Latest update February 18th, 2025 1:40 PM
Aug 15, 2016 Features / Columnists, Peeping Tom
The ‘forensic’ audits were launched by the government, at selective agencies, with the intention of uncovering fraud and corruption. It was intended, no matter what other explanations were given, to prove that the former administration used those agencies to steal a great deal of money.
In the eyes of the public the ‘forensic’ audits were intended to prove a political point that the now government, when it was in opposition was making: that the PPP turned Guyana into the corruption headquarters of the West Indies.
The ‘forensic’ audits have not established that case. Nothing to near the degree of fraud that was being claimed has been found. There have been a few cases found, here and there, but nothing to get excited about.
‘Forensic’ audits distinguish themselves from other audits by not only identifying the commission of a fraud. They also implicate those accused, trace the money and are able, in many instances, to lead to recovery.
The public is interested in knowing which law was broken and who was involved in the theft of government resources.
The public is interested in knowing who stole, how much was stolen and where is the money that was stolen. They are not that keen on opinions about what should have been done by management and how many millions would have been saved by fixing minor defects.
Financial management, like economics, is often about allocating scarce resources to multiple demands. Managers have to forego doing certain things which would cost more in the long term simply because there were other priorities. It is not for accountants to deliberate on those decisions. It is for management audits to do this.
Management audits are different from accounting audits. Management audits usually are undertaken from within organizations to ensure that agreed on managerial policies are in accordance with what was agreed upon by the organization.
Two weaknesses have been identified about the forensic audits. The first has been the expressions of opinions on managerial decisions. This weakness has been increased by the second one: the failure in many instances to grant to the agencies being audited the right to a respose to the preliminary findings of the audits and to record these within the final reports.
Forensic audits should not get involved in questioning managerial decisions, except where fraud and theft are involved. The decision of a management to do X rather than Y is one that is for management to determine. If management decides, for example, to buy a new vehicle instead of repairing an old one, there may have been good reason for this.
Once it does not involve corruption and fraud it is not for accounting auditors to question this. They may call attention to the fact that there was excessive spending on new purchases but it is not for them to express an opinion that this was a bad decision as long as there is no theft or corruption involved.
The principal function of the accounting auditor is to pronounce on the health of the accounts of a company to determine whether these reflect the true state of the organization.

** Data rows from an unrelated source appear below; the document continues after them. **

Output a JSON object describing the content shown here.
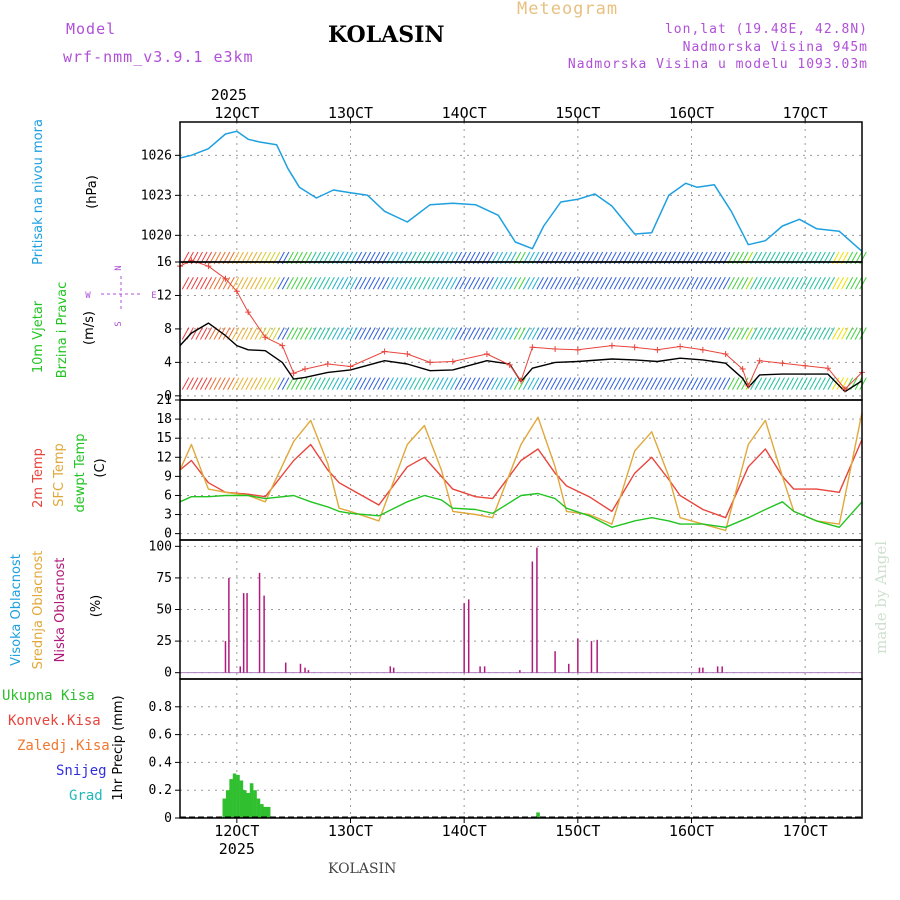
{
  "header": {
    "app_title": "Meteogram",
    "station": "KOLASIN",
    "model_label": "Model",
    "model_name": "wrf-nmm_v3.9.1 e3km",
    "lonlat": "lon,lat (19.48E, 42.8N)",
    "elevation": "Nadmorska Visina 945m",
    "model_elevation": "Nadmorska Visina u modelu 1093.03m",
    "footer_station": "KOLASIN",
    "watermark": "made by Angel"
  },
  "colors": {
    "pressure": "#1ea0e0",
    "temp2m": "#e8453c",
    "sfc": "#e0a83a",
    "dewpt": "#22c422",
    "cloud": "#b01a7a",
    "precip": "#2fbf2f",
    "wind_mean": "#000000",
    "wind_gust": "#e8453c"
  },
  "time_axis": {
    "year": "2025",
    "day_labels": [
      "12OCT",
      "13OCT",
      "14OCT",
      "15OCT",
      "16OCT",
      "17OCT"
    ],
    "day_positions": [
      12,
      13,
      14,
      15,
      16,
      17
    ],
    "range": [
      11.5,
      17.5
    ]
  },
  "chart_data": [
    {
      "type": "line",
      "name": "pressure",
      "ylabel_lines": [
        "Pritisak na nivou mora",
        "(hPa)"
      ],
      "yticks": [
        1020,
        1023,
        1026
      ],
      "ylim": [
        1018,
        1028.5
      ],
      "x": [
        11.5,
        11.6,
        11.75,
        11.9,
        12.0,
        12.1,
        12.2,
        12.35,
        12.45,
        12.55,
        12.7,
        12.85,
        13.0,
        13.15,
        13.3,
        13.5,
        13.7,
        13.9,
        14.1,
        14.3,
        14.45,
        14.6,
        14.7,
        14.85,
        15.0,
        15.15,
        15.3,
        15.5,
        15.65,
        15.8,
        15.95,
        16.05,
        16.2,
        16.35,
        16.5,
        16.65,
        16.8,
        16.95,
        17.1,
        17.3,
        17.5
      ],
      "values": [
        1025.8,
        1026.0,
        1026.5,
        1027.6,
        1027.8,
        1027.2,
        1027.0,
        1026.8,
        1025.0,
        1023.6,
        1022.8,
        1023.4,
        1023.2,
        1023.0,
        1021.8,
        1021.0,
        1022.3,
        1022.4,
        1022.3,
        1021.5,
        1019.5,
        1019.0,
        1020.7,
        1022.5,
        1022.7,
        1023.1,
        1022.2,
        1020.1,
        1020.2,
        1023.0,
        1023.9,
        1023.6,
        1023.8,
        1021.8,
        1019.3,
        1019.6,
        1020.7,
        1021.2,
        1020.5,
        1020.3,
        1018.8
      ]
    },
    {
      "type": "line",
      "name": "wind",
      "ylabel_lines": [
        "10m Vjetar",
        "Brzina i Pravac",
        "(m/s)"
      ],
      "compass": [
        "N",
        "E",
        "S",
        "W"
      ],
      "yticks": [
        0,
        4,
        8,
        12,
        16
      ],
      "ylim": [
        -0.5,
        16
      ],
      "barb_levels": [
        0.5,
        6.5,
        12.5,
        16
      ],
      "series": [
        {
          "name": "mean",
          "x": [
            11.5,
            11.6,
            11.75,
            11.9,
            12.0,
            12.1,
            12.25,
            12.4,
            12.5,
            12.6,
            12.8,
            13.0,
            13.3,
            13.5,
            13.7,
            13.9,
            14.2,
            14.4,
            14.5,
            14.6,
            14.8,
            15.0,
            15.3,
            15.5,
            15.7,
            15.9,
            16.1,
            16.3,
            16.45,
            16.5,
            16.6,
            16.8,
            17.0,
            17.2,
            17.35,
            17.5
          ],
          "values": [
            6.0,
            7.5,
            8.7,
            7.2,
            6.0,
            5.5,
            5.4,
            4.0,
            2.0,
            2.2,
            2.8,
            3.1,
            4.2,
            3.8,
            3.0,
            3.1,
            4.2,
            3.8,
            1.7,
            3.3,
            4.0,
            4.1,
            4.4,
            4.3,
            4.1,
            4.5,
            4.3,
            3.9,
            2.1,
            1.0,
            2.5,
            2.6,
            2.6,
            2.6,
            0.5,
            1.8
          ]
        },
        {
          "name": "gust",
          "x": [
            11.5,
            11.6,
            11.75,
            11.9,
            12.0,
            12.1,
            12.25,
            12.4,
            12.5,
            12.6,
            12.8,
            13.0,
            13.3,
            13.5,
            13.7,
            13.9,
            14.2,
            14.4,
            14.5,
            14.6,
            14.8,
            15.0,
            15.3,
            15.5,
            15.7,
            15.9,
            16.1,
            16.3,
            16.45,
            16.5,
            16.6,
            16.8,
            17.0,
            17.2,
            17.35,
            17.5
          ],
          "values": [
            15.5,
            16.2,
            15.5,
            14.0,
            12.5,
            10.0,
            7.0,
            6.0,
            2.7,
            3.2,
            3.8,
            3.5,
            5.3,
            5.0,
            4.0,
            4.1,
            5.0,
            3.7,
            1.8,
            5.8,
            5.6,
            5.5,
            6.0,
            5.8,
            5.5,
            5.9,
            5.5,
            5.0,
            3.2,
            1.2,
            4.2,
            3.9,
            3.6,
            3.3,
            0.8,
            2.8
          ]
        }
      ]
    },
    {
      "type": "line",
      "name": "temperature",
      "ylabel_lines": [
        "2m Temp",
        "SFC Temp",
        "dewpt Temp",
        "(C)"
      ],
      "yticks": [
        0,
        3,
        6,
        9,
        12,
        15,
        18,
        21
      ],
      "ylim": [
        -1,
        21
      ],
      "series": [
        {
          "name": "2m Temp",
          "x": [
            11.5,
            11.6,
            11.75,
            11.9,
            12.1,
            12.25,
            12.5,
            12.65,
            12.8,
            12.9,
            13.0,
            13.25,
            13.5,
            13.65,
            13.8,
            13.9,
            14.1,
            14.25,
            14.5,
            14.65,
            14.8,
            14.9,
            15.1,
            15.3,
            15.5,
            15.65,
            15.8,
            15.9,
            16.1,
            16.3,
            16.5,
            16.65,
            16.8,
            16.9,
            17.1,
            17.3,
            17.5
          ],
          "values": [
            10,
            11.5,
            8.0,
            6.5,
            6.2,
            5.8,
            11.5,
            14.0,
            10.0,
            8.0,
            7.0,
            4.5,
            10.5,
            12.0,
            9.0,
            7.0,
            5.8,
            5.5,
            11.5,
            13.3,
            9.5,
            7.5,
            5.8,
            3.5,
            9.5,
            12.0,
            8.5,
            6.0,
            3.8,
            2.5,
            10.5,
            13.3,
            9.0,
            7.0,
            7.0,
            6.5,
            14.8
          ]
        },
        {
          "name": "SFC Temp",
          "x": [
            11.5,
            11.6,
            11.75,
            11.9,
            12.1,
            12.25,
            12.5,
            12.65,
            12.8,
            12.9,
            13.0,
            13.25,
            13.5,
            13.65,
            13.8,
            13.9,
            14.1,
            14.25,
            14.5,
            14.65,
            14.8,
            14.9,
            15.1,
            15.3,
            15.5,
            15.65,
            15.8,
            15.9,
            16.1,
            16.3,
            16.5,
            16.65,
            16.8,
            16.9,
            17.1,
            17.3,
            17.5
          ],
          "values": [
            10,
            14.0,
            7.0,
            6.5,
            6.0,
            5.0,
            14.5,
            17.8,
            11.0,
            4.0,
            3.5,
            2.0,
            14.0,
            17.0,
            10.0,
            3.5,
            3.0,
            2.5,
            14.0,
            18.3,
            10.5,
            3.5,
            3.0,
            1.5,
            13.0,
            16.0,
            9.0,
            2.5,
            1.5,
            0.5,
            14.0,
            17.8,
            9.0,
            3.5,
            2.0,
            1.5,
            19.0
          ]
        },
        {
          "name": "dewpt Temp",
          "x": [
            11.5,
            11.6,
            11.75,
            11.9,
            12.1,
            12.25,
            12.5,
            12.65,
            12.8,
            12.9,
            13.0,
            13.25,
            13.5,
            13.65,
            13.8,
            13.9,
            14.1,
            14.25,
            14.5,
            14.65,
            14.8,
            14.9,
            15.1,
            15.3,
            15.5,
            15.65,
            15.8,
            15.9,
            16.1,
            16.3,
            16.5,
            16.65,
            16.8,
            16.9,
            17.1,
            17.3,
            17.5
          ],
          "values": [
            5,
            5.8,
            5.8,
            6.0,
            6.0,
            5.5,
            6.0,
            5.0,
            4.2,
            3.5,
            3.2,
            2.8,
            5.0,
            6.0,
            5.3,
            4.0,
            3.8,
            3.2,
            6.0,
            6.3,
            5.5,
            4.0,
            2.8,
            1.0,
            2.0,
            2.5,
            2.0,
            1.5,
            1.5,
            1.0,
            2.5,
            3.8,
            5.0,
            3.5,
            2.0,
            1.0,
            5.0
          ]
        }
      ]
    },
    {
      "type": "bar",
      "name": "cloudiness",
      "ylabel_lines": [
        "Visoka Oblacnost",
        "Srednja Oblacnost",
        "Niska Oblacnost",
        "(%)"
      ],
      "yticks": [
        0,
        25,
        50,
        75,
        100
      ],
      "ylim": [
        -5,
        105
      ],
      "x": [
        11.9,
        11.93,
        12.03,
        12.06,
        12.09,
        12.2,
        12.24,
        12.43,
        12.56,
        12.6,
        12.63,
        13.35,
        13.38,
        14.0,
        14.04,
        14.14,
        14.18,
        14.49,
        14.6,
        14.64,
        14.8,
        14.92,
        15.0,
        15.12,
        15.17,
        16.07,
        16.1,
        16.23,
        16.27
      ],
      "values": [
        25,
        75,
        5,
        63,
        63,
        79,
        61,
        8,
        7,
        4,
        2,
        5,
        4,
        55,
        58,
        5,
        5,
        2,
        88,
        99,
        17,
        7,
        27,
        25,
        26,
        4,
        4,
        5,
        5
      ]
    },
    {
      "type": "bar",
      "name": "precipitation",
      "ylabel_lines": [
        "1hr Precip (mm)"
      ],
      "legend": [
        "Ukupna Kisa",
        "Konvek.Kisa",
        "Zaledj.Kisa",
        "Snijeg",
        "Grad"
      ],
      "legend_colors": [
        "#2fbf2f",
        "#e8453c",
        "#f07830",
        "#3030e0",
        "#22b8b8"
      ],
      "yticks": [
        0,
        0.2,
        0.4,
        0.6,
        0.8
      ],
      "ylim": [
        0,
        1.0
      ],
      "x": [
        11.89,
        11.92,
        11.95,
        11.98,
        12.01,
        12.04,
        12.07,
        12.1,
        12.13,
        12.16,
        12.19,
        12.22,
        12.25,
        12.28,
        12.31,
        14.65
      ],
      "values": [
        0.14,
        0.2,
        0.28,
        0.32,
        0.31,
        0.27,
        0.2,
        0.18,
        0.25,
        0.2,
        0.14,
        0.1,
        0.08,
        0.08,
        0.0,
        0.04
      ]
    }
  ]
}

It is not for them to determine that if management had done this and done that millions would have been saved. This is not their role and they are expressing an opinion on a managerial decision which has often not benefitted from knowing the reasons why the agency being audited made that decision.
The expressions on opinions of managerial decisions should be left for others, not auditors. The Stabroek News, for example, is up in arms over the decision of the government to relocate the Walter Roth Museum of Anthropology.
The Stabroek News is within its right to question this decision but not for an auditor. This is a political decision which has been made and it is not for accounting auditors to question that, even though it has financial implications.
The decision will cost the government millions. It will upset a lot of people and may not even be the best option for the government. But this is an opinion and it is not for auditors to question that opinion because it is not their jurisdiction.
The government would have had its reasons. Unless, the auditors asked, they cannot know what influenced that choice and since it is not within their jurisdiction to ask, it is always best that accountants stay clear to questioning the wisdom of managerial decisions. They may assume that a decision will result in misallocation of funds but perhaps there was a larger social objective involved. Perhaps, also, the decision makers did not have all the facts at hand.
Many corporations have made bad choices. One company in Guyana made major investments, all of which did not yield financial returns. Those decisions were questioned on the grounds that the management ought to have predicted those losses. But as it turned out, the decision was not one about making money. It was about positioning the company within the market.
An auditor would not be privileged to know that fact. The forensic auditors should stay clear of deciding on the rightness of managerial decisions and what could have been saved if this and that were done.
Public entities are not always about maximizing profits. They are principally about delivering a service and sometimes in delivering that service decisions have to be made that are not about financial efficiency.